Creating a NuGet Package

Elements allows you to create a NuGet Package from your project, to deploy a class library for use by other members of your team or the general public.

To have your project build to a NuGet Package (a zip file with the .nupkg extension), simple enable the "Create NuGet Package" option in Project Settings.

The Create NuGet Package option is only available on project level (not per individual Target), and that is because the a package is always built from the entire project and combines all (potential) Targets into one.

In order to qualify for a NuGet package, the project must be

  • Single-target (the norm) or Multi-target.
  • Every target must be a .NET (Echoes) project (for now).
  • Every target must have have an OutputType of "Library".

If these criteria are not met, the project build will fail with an error.

Configuring The NuGet Package

Once the Create NuGet Package option is set to True/YES, additional settings can be used to configure your package:

  • PackageName – the name (and "ID") of your package. Defaults to the AssemblyName/BinaryName
  • PackageVersion – the version of your package. Defaults to the AssemblyVersion, if set.
  • PackageAuthors – a human-readable string that describes the author(s) of the package
  • PackageTags – a list of tags to heklp users find your package
  • PackageProjectUrl – URL to a public website that describes the package or the product/project it is part of.
  • PackageIconUrl – URL tom a public icon image for your package.
  • PackageLicenseUrl – URL to a public web page that shows the license for yur package.
  • PackageDescription – a human-readable description of your package.
  • PackageReadMe – a Markdown (.md) file that is aprt fo your project and provides a mlore detailed description of the package.

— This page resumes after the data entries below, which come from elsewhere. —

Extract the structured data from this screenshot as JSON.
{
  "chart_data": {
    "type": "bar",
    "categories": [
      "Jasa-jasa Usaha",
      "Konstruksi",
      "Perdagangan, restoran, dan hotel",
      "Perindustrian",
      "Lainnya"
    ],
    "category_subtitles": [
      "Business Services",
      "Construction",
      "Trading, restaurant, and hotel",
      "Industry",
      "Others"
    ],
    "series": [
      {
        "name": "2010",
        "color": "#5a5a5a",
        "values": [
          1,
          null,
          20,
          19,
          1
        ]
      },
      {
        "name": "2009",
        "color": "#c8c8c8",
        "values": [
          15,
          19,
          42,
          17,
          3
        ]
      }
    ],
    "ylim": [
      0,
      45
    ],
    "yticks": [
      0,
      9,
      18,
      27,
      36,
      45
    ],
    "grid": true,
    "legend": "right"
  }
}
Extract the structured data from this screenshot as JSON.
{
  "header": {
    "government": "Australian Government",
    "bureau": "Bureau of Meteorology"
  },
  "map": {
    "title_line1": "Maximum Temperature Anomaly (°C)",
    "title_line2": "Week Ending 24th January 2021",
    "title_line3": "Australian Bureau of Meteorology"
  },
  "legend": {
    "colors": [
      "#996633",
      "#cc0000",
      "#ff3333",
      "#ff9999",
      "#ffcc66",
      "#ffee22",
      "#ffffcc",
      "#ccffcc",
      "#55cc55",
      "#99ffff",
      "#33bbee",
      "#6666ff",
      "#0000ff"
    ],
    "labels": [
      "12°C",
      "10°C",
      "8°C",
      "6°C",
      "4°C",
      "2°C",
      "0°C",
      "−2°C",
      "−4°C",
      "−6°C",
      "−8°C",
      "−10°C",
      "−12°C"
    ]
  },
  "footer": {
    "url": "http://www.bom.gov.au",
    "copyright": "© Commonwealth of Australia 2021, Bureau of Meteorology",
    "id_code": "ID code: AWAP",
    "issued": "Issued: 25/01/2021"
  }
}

Note that all the produced URLs are merely informational, and will be included as part of the packages metadata. They will not be downloaded/accessed during build. All values are optional, but you will want to make sure you set a valid PackageVersion.

If no PackageVersion or AssemblyVersion is set, EBuild will obtain the assembly version from the main deliverable of the first target – assuming that a version has been set by other means, such as the [AssenblyVersion] attribute, or otherwise fall back to 0.0.0

Multi-Target Packages

As mentioned above, a multi-target project can be built into a single NuGet package, providing a unified distribution of a library for different .NET Target Frameworks (such as Classic, .NET Core, or .NET Standard).

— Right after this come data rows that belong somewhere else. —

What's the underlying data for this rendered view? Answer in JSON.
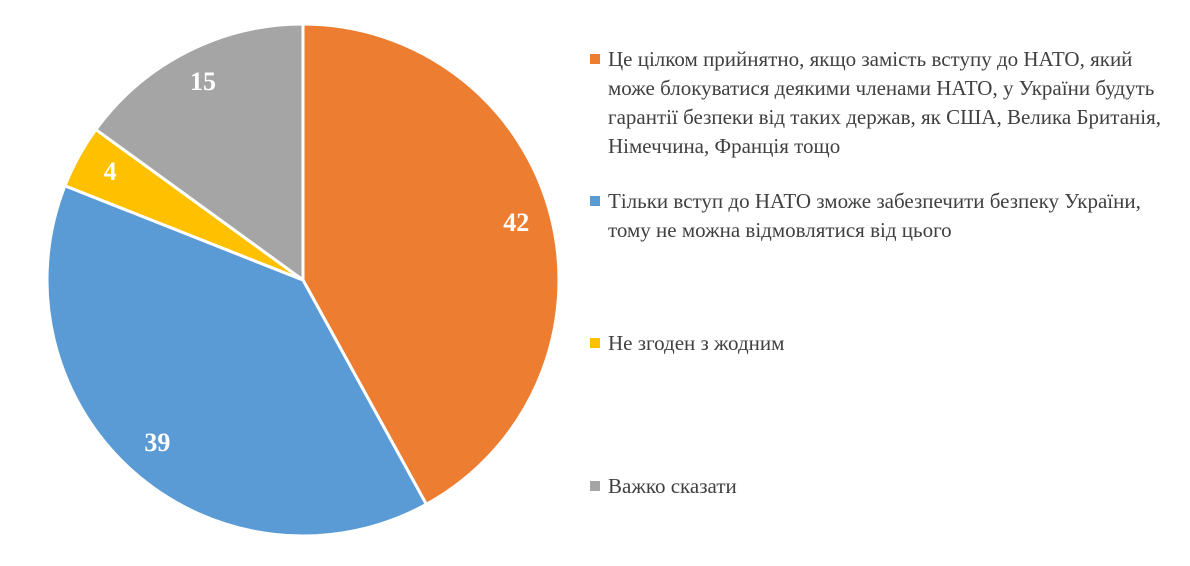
{
  "chart_data": {
    "type": "pie",
    "categories": [
      "Це цілком прийнятно, якщо замість вступу до НАТО, який може блокуватися деякими членами НАТО, у України будуть гарантії безпеки від таких держав, як США, Велика Британія, Німеччина, Франція тощо",
      "Тільки вступ до НАТО зможе забезпечити безпеку України, тому не можна відмовлятися від цього",
      "Не згоден з жодним",
      "Важко сказати"
    ],
    "values": [
      42,
      39,
      4,
      15
    ],
    "colors": [
      "#ed7d31",
      "#5b9bd5",
      "#ffc000",
      "#a5a5a5"
    ],
    "legend": "right"
  }
}
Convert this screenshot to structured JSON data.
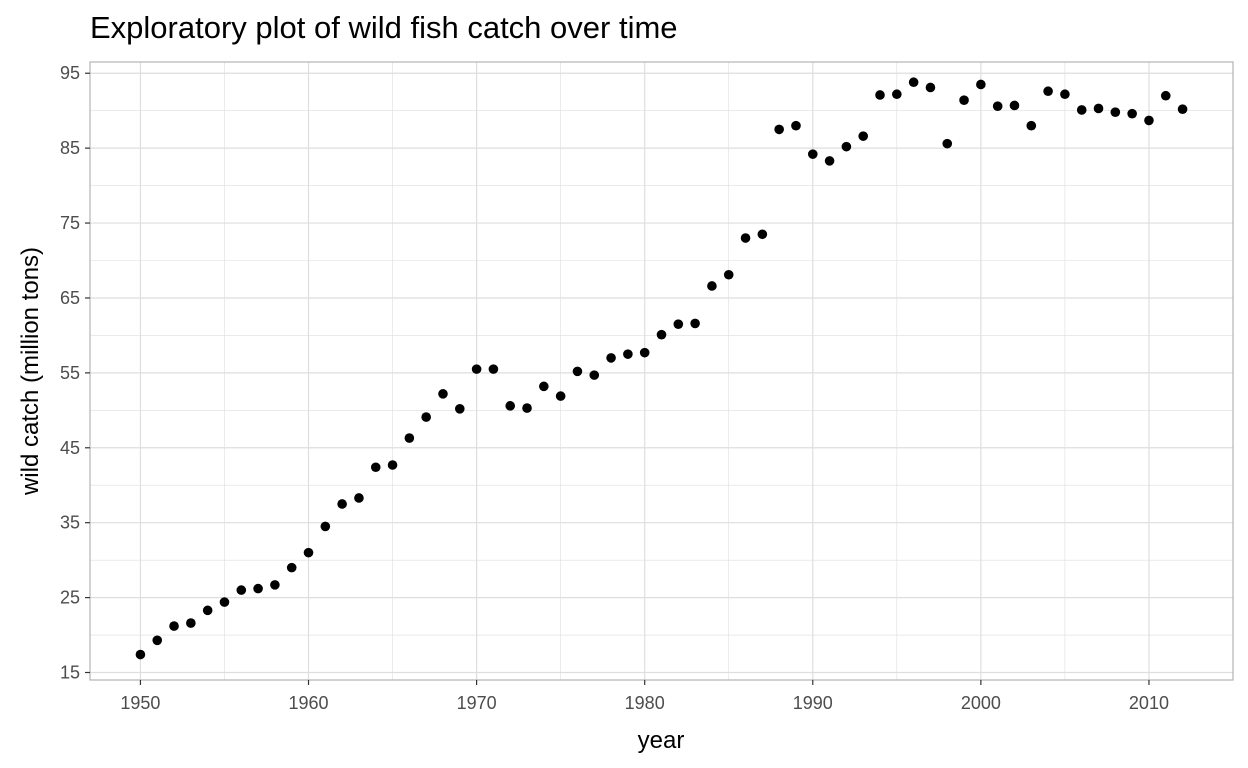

For this to work, each target must have a unique target platform name and/or version. For example, yu might have three targets, with TargetFramework set to .NET 4.8, .NETCore 7.0 and .NET Standard 2.1 (for instance).

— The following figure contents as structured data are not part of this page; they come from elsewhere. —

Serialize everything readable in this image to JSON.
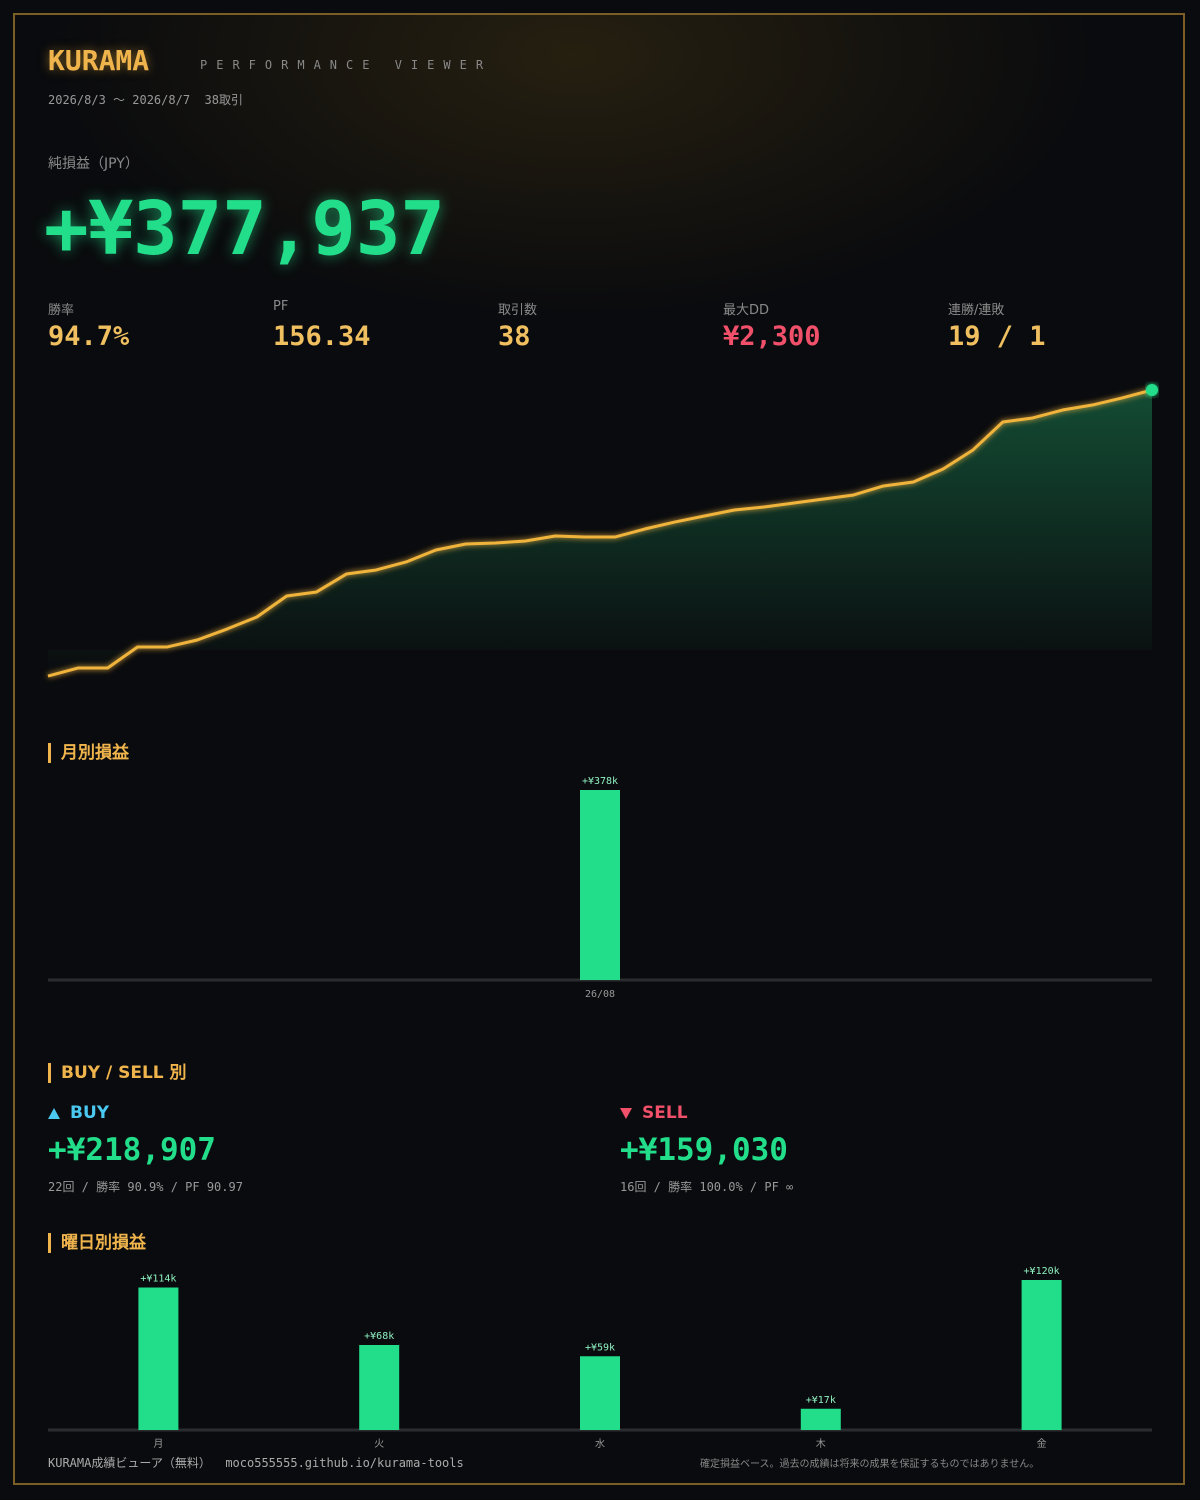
{
  "header": {
    "title": "KURAMA",
    "subtitle": "PERFORMANCE VIEWER",
    "period": "2026/8/3 〜 2026/8/7  38取引"
  },
  "net": {
    "label": "純損益（JPY）",
    "value": "+¥377,937"
  },
  "kpis": [
    {
      "label": "勝率",
      "value": "94.7%"
    },
    {
      "label": "PF",
      "value": "156.34"
    },
    {
      "label": "取引数",
      "value": "38"
    },
    {
      "label": "最大DD",
      "value": "¥2,300"
    },
    {
      "label": "連勝/連敗",
      "value": "19 / 1"
    }
  ],
  "sections": {
    "monthly": "月別損益",
    "side": "BUY / SELL 別",
    "weekday": "曜日別損益"
  },
  "sides": [
    {
      "name": "BUY",
      "value": "+¥218,907",
      "stats": "22回 / 勝率 90.9% / PF 90.97"
    },
    {
      "name": "SELL",
      "value": "+¥159,030",
      "stats": "16回 / 勝率 100.0% / PF ∞"
    }
  ],
  "footer": {
    "left": "KURAMA成績ビューア（無料）  moco555555.github.io/kurama-tools",
    "right": "確定損益ベース。過去の成績は将来の成果を保証するものではありません。"
  },
  "chart_data": [
    {
      "type": "line",
      "color": "#f0b43c",
      "area_color": "#1f9a62",
      "x": [
        1,
        2,
        3,
        4,
        5,
        6,
        7,
        8,
        9,
        10,
        11,
        12,
        13,
        14,
        15,
        16,
        17,
        18,
        19,
        20,
        21,
        22,
        23,
        24,
        25,
        26,
        27,
        28,
        29,
        30,
        31,
        32,
        33,
        34,
        35,
        36,
        37,
        38
      ],
      "values": [
        17600,
        27700,
        27700,
        54200,
        54200,
        63000,
        76800,
        92000,
        118400,
        123500,
        146100,
        151200,
        161300,
        176400,
        183900,
        185200,
        187700,
        194000,
        192700,
        192700,
        202800,
        211600,
        219200,
        226800,
        230500,
        235600,
        240600,
        245700,
        257000,
        262000,
        278400,
        302400,
        337600,
        342700,
        352700,
        359000,
        367900,
        377937
      ],
      "xlim": [
        1,
        38
      ],
      "ylim": [
        0,
        377937
      ]
    },
    {
      "type": "bar",
      "color": "#22dd8a",
      "categories": [
        "26/08"
      ],
      "values": [
        377937
      ],
      "value_labels": [
        "+¥378k"
      ],
      "ylim": [
        0,
        377937
      ]
    },
    {
      "type": "bar",
      "color": "#22dd8a",
      "categories": [
        "月",
        "火",
        "水",
        "木",
        "金"
      ],
      "values": [
        114000,
        68000,
        59000,
        17000,
        120000
      ],
      "value_labels": [
        "+¥114k",
        "+¥68k",
        "+¥59k",
        "+¥17k",
        "+¥120k"
      ],
      "ylim": [
        0,
        120000
      ]
    }
  ]
}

You could also have targets for different versions of the same TargetFramework, for example .NET Core 3.0, .NET Core 5.0 and .NET Core 7.0.

During build, EBuild will compile each target individually, as it always does. When it comes to packaging, it will then combine the output of all Targets into the single package, with the .nuspec XML file containing metadata (such as dependencies) for all targets, and each targets built output going into a unique folder within the package structure, named after its TargetFramework.